Oggi tutti devono guardare in faccia la realtà: l’alternativa reale è tra l’istituzionalizzazione dell’apartheid e la realizzazione di uno stato binazionale,
ripetono a Ramallah autorevoli dirigenti palestinesi.
Una prospettiva, quest’ultima, resa ancora più attuale dallo strappo americano su Gerusalemme, e oggi apertamente discussa nei circoli progressisti israeliani, una volta preso atto dell’impraticabilità della soluzione a due stati.
Se Gerusalemme non può essere capitale di due stati, allora che lo diventi di uno stato binazionale. In questo modo, i Palestinesi possono mettere in difficoltà l’ultradestra nazionalista israeliana e al tempo stesso individuare un terreno comune di azione con quella parte dell’opinione pubblica israeliana che ancora crede nel dialogo ma che non scenderà mai nelle strade per dire no a Gerusalemme capitale d’Israele. Capitale, sì, ma di quale Israele? L’Israele che in nome di una purezza identitaria istituzionalizza un regime di apartheid a cominciare da Gerusalemme? O è un Israele che sceglie di essere una democrazia compiuta e non una etnocrazia, e allora ha solo una via da imboccare: quella di uno stato binazionale, con Gerusalemme sua capitale.
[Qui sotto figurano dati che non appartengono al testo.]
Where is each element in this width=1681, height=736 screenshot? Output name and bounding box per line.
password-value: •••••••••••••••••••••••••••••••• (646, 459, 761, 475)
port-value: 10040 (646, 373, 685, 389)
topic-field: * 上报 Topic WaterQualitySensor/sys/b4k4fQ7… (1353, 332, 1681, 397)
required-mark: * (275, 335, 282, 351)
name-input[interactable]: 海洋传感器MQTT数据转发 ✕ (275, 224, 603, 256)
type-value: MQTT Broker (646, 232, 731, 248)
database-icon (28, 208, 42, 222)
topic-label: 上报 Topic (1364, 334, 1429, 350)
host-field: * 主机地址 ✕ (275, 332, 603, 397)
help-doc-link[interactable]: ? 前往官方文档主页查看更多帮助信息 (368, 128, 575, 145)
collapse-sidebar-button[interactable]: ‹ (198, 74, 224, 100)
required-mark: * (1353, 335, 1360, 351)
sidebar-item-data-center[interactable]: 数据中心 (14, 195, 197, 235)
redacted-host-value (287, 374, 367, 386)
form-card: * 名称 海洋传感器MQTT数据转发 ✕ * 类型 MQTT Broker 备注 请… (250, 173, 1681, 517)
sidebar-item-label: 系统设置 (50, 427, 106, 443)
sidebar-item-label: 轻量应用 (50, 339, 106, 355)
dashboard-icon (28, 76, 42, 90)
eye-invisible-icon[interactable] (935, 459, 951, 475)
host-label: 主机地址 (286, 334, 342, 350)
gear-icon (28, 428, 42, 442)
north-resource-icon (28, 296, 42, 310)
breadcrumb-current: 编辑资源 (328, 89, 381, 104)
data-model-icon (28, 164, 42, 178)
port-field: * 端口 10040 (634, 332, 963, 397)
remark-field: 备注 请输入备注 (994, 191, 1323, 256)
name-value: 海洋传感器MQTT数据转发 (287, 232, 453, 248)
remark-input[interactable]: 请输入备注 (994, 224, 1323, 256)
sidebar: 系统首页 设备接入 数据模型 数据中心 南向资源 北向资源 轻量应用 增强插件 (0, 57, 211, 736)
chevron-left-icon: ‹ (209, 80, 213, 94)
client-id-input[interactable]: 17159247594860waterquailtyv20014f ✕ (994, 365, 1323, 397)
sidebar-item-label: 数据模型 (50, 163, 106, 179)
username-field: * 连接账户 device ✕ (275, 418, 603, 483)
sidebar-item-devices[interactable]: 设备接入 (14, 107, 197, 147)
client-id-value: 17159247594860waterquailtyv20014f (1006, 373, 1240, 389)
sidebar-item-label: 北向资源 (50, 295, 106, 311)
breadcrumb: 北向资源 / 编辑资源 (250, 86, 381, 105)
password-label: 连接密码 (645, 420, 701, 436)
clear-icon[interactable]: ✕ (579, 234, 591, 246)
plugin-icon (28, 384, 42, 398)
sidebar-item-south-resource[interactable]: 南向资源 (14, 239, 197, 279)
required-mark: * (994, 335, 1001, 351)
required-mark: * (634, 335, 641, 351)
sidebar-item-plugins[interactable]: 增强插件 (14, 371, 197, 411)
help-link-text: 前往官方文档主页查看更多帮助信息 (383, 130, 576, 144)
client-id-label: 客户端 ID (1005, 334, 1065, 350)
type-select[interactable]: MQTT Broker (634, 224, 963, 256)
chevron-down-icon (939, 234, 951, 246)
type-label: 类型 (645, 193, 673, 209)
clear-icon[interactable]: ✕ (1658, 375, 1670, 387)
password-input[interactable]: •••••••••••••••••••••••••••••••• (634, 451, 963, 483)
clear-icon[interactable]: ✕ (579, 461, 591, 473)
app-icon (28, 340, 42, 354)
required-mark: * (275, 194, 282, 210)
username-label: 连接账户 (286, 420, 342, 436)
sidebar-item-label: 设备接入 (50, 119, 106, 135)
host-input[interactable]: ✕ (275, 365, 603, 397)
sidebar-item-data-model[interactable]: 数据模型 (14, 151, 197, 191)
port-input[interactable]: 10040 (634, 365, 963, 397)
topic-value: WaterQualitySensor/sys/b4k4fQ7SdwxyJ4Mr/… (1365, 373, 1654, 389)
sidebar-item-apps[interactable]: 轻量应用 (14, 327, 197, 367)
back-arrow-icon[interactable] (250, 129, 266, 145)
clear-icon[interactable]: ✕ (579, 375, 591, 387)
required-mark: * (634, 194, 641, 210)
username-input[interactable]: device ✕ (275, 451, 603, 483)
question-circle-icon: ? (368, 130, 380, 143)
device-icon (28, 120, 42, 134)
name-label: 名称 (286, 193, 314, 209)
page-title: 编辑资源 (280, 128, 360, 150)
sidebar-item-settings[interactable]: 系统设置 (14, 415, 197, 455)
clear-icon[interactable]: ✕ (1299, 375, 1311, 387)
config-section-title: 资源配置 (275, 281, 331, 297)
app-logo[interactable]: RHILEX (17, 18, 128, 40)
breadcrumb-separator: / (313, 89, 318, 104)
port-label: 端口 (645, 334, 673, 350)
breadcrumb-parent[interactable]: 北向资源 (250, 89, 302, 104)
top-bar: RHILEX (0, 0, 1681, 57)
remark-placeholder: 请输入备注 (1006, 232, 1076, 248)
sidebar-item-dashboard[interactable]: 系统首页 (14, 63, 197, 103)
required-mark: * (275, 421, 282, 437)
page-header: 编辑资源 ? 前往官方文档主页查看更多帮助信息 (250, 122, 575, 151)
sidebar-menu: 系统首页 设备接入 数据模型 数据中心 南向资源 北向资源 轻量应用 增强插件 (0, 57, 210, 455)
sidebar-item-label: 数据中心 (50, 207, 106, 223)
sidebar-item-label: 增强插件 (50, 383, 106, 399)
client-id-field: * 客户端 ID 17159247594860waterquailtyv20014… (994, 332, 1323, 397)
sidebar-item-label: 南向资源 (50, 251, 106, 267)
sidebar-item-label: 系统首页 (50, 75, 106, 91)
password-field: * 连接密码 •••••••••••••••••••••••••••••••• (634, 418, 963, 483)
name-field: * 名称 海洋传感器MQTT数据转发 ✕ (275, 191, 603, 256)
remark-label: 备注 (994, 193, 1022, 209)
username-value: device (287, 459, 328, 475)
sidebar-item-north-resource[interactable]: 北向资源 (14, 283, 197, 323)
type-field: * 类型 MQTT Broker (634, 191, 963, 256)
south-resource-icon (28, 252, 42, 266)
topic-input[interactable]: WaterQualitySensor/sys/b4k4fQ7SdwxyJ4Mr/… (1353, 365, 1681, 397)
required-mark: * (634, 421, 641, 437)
A sostenerlo, in una recente intervista concessami per Huffington Post il più autorevole storico israeliano Zeev Sternhell.
D’altro canto, aveva aggiunto Sternhell,
Dato per scontato che in uno stato binazionale il voto sia incardinato ad un principio assoluto di appartenenza etnica, che annulli totalmente visioni diverse, spesso opposte, di società, del rapporto tra stato e religione, di parità di genere, di pluralità culturale che attraversano sia Israele che la società palestinese. D’altra parte già oggi Israele è uno stato che ha come terza forza parlamentare una lista, che già nella sua definizione, Lista Araba Unita, fa riferimento esplicito ad una popolazione, quella araba israeliana, che rappresenta oltre il venti pr cento del paese. So bene le difficoltà, le resistenze, gli ostacoli da superare, che non sono solo politici ma culturali, identitari. Ma credo anche che questo sia il momento per un nuovo inizio. Sin qui si è detto: due popoli, due stati. È tempo di affermare due popoli, uno stato. Democratico.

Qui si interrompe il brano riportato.